Theory of Everything stars Eddie Redmayne and Felicity Jones reunite for a sweet tale of daredevil balloonists in Victorian England
Some tremendous effects and sweet-natured romantic imaginings lift this Victorian ballooning adventure – as Mary Poppins might have put it – up through the atmosphere, up where the air is clear.
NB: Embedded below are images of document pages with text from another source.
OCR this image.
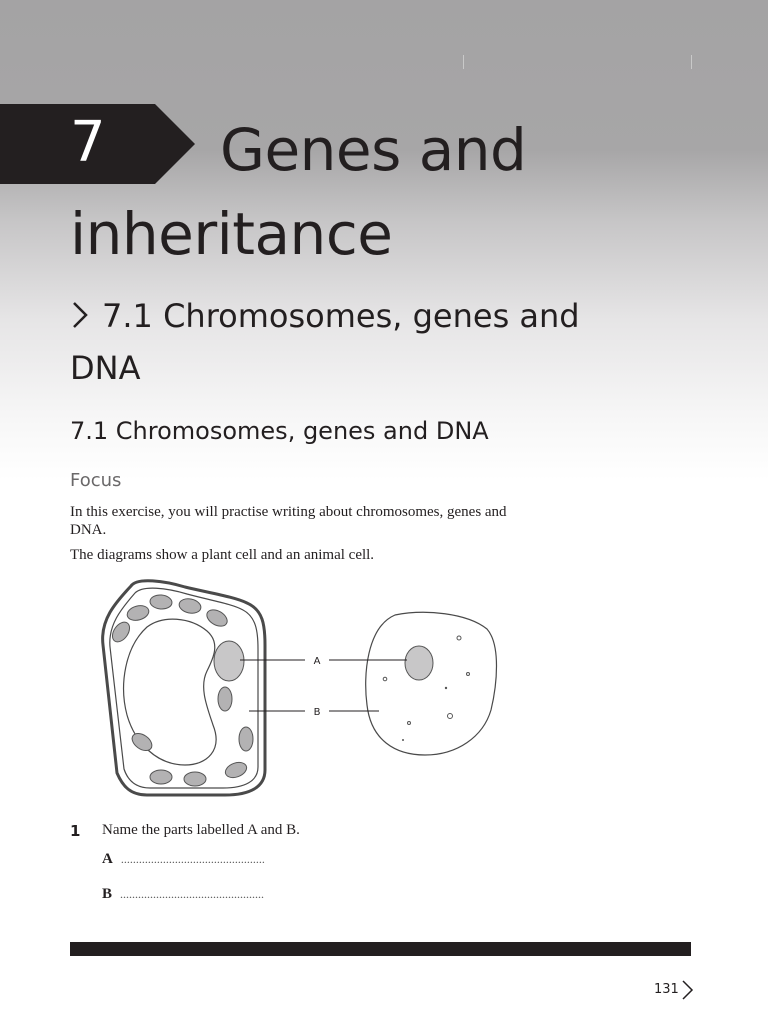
7	Genes and inheritance
7.1 Chromosomes, genes and DNA
7.1 Chromosomes, genes and DNA
Focus

In this exercise, you will practise writing about chromosomes, genes and DNA.

The diagrams show a plant cell and an animal cell.

A
B
1 Name the parts labelled A and B.
A ................................................
B ................................................
131
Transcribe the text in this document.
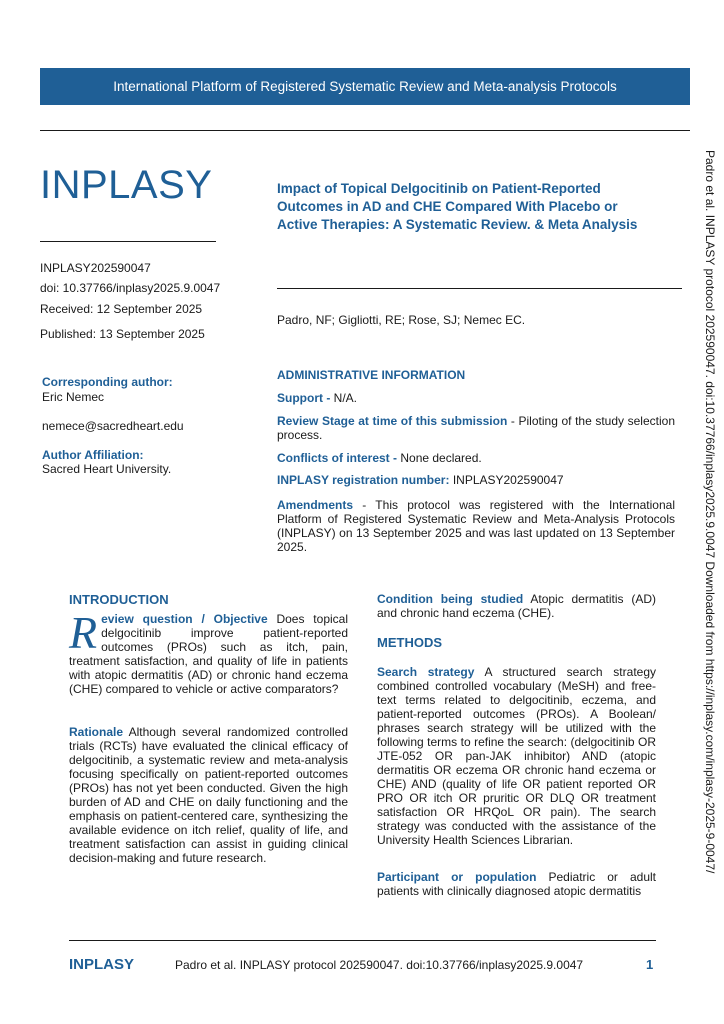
International Platform of Registered Systematic Review and Meta-analysis Protocols
INPLASY
INPLASY202590047
doi: 10.37766/inplasy2025.9.0047
Received: 12 September 2025
Published: 13 September 2025
Corresponding author:
Eric Nemec
nemece@sacredheart.edu
Author Affiliation:
Sacred Heart University.
Impact of Topical Delgocitinib on Patient-Reported
Outcomes in AD and CHE Compared With Placebo or
Active Therapies: A Systematic Review. & Meta Analysis
Padro, NF; Gigliotti, RE; Rose, SJ; Nemec EC.
ADMINISTRATIVE INFORMATION
Support - N/A.
Review Stage at time of this submission - Piloting of the study selection process.
Conflicts of interest - None declared.
INPLASY registration number: INPLASY202590047
Amendments - This protocol was registered with the International Platform of Registered Systematic Review and Meta-Analysis Protocols (INPLASY) on 13 September 2025 and was last updated on 13 September 2025.	Padro et al. INPLASY protocol 202590047. doi:10.37766/inplasy2025.9.0047 Downloaded from https://inplasy.com/inplasy-2025-9-0047/
INTRODUCTION
Review question / Objective Does topical delgocitinib improve patient-reported outcomes (PROs) such as itch, pain, treatment satisfaction, and quality of life in patients with atopic dermatitis (AD) or chronic hand eczema (CHE) compared to vehicle or active comparators?
Rationale Although several randomized controlled trials (RCTs) have evaluated the clinical efficacy of delgocitinib, a systematic review and meta-analysis focusing specifically on patient-reported outcomes (PROs) has not yet been conducted. Given the high burden of AD and CHE on daily functioning and the emphasis on patient-centered care, synthesizing the available evidence on itch relief, quality of life, and treatment satisfaction can assist in guiding clinical decision-making and future research.
Condition being studied Atopic dermatitis (AD) and chronic hand eczema (CHE).
METHODS
Search strategy A structured search strategy combined controlled vocabulary (MeSH) and free-text terms related to delgocitinib, eczema, and patient-reported outcomes (PROs). A Boolean/ phrases search strategy will be utilized with the following terms to refine the search: (delgocitinib OR JTE-052 OR pan-JAK inhibitor) AND (atopic dermatitis OR eczema OR chronic hand eczema or CHE) AND (quality of life OR patient reported OR PRO OR itch OR pruritic OR DLQ OR treatment satisfaction OR HRQoL OR pain). The search strategy was conducted with the assistance of the University Health Sciences Librarian.
Participant or population Pediatric or adult patients with clinically diagnosed atopic dermatitis
INPLASY	Padro et al. INPLASY protocol 202590047. doi:10.37766/inplasy2025.9.0047	1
It’s a likably unworldly flight of fancy, or semi-factuality. Tom Harper directs, reuniting Eddie Redmayne and Felicity Jones, who last appeared together in 2014 as
Stephen Hawking and his wife Jane in The Theory of Everything. Now Redmayne is once again playing a scientist, the real-life pioneer James Glaisher, here dead set on proving to his pompous, mutton-chopped and top-hat-wearing colleagues that meteorology is more than a fad and if he can only get way up in one of these outrageously dangerous hot-air balloons he can make some some serious atmospheric readings. Jones plays a fictional aeronaut, Amelia (as in Earhart) Wren, who finds herself having to help him; she is the brash crowd-pleaser and showbiz flier who basically meets-cute with the primly boyish scientist 40,000 feet up. Wren is given to turning cartwheels in front of cheering crowds before climbing into the balloon’s rickety wicker basket and bringing along her sweet little dog who has his own parachute.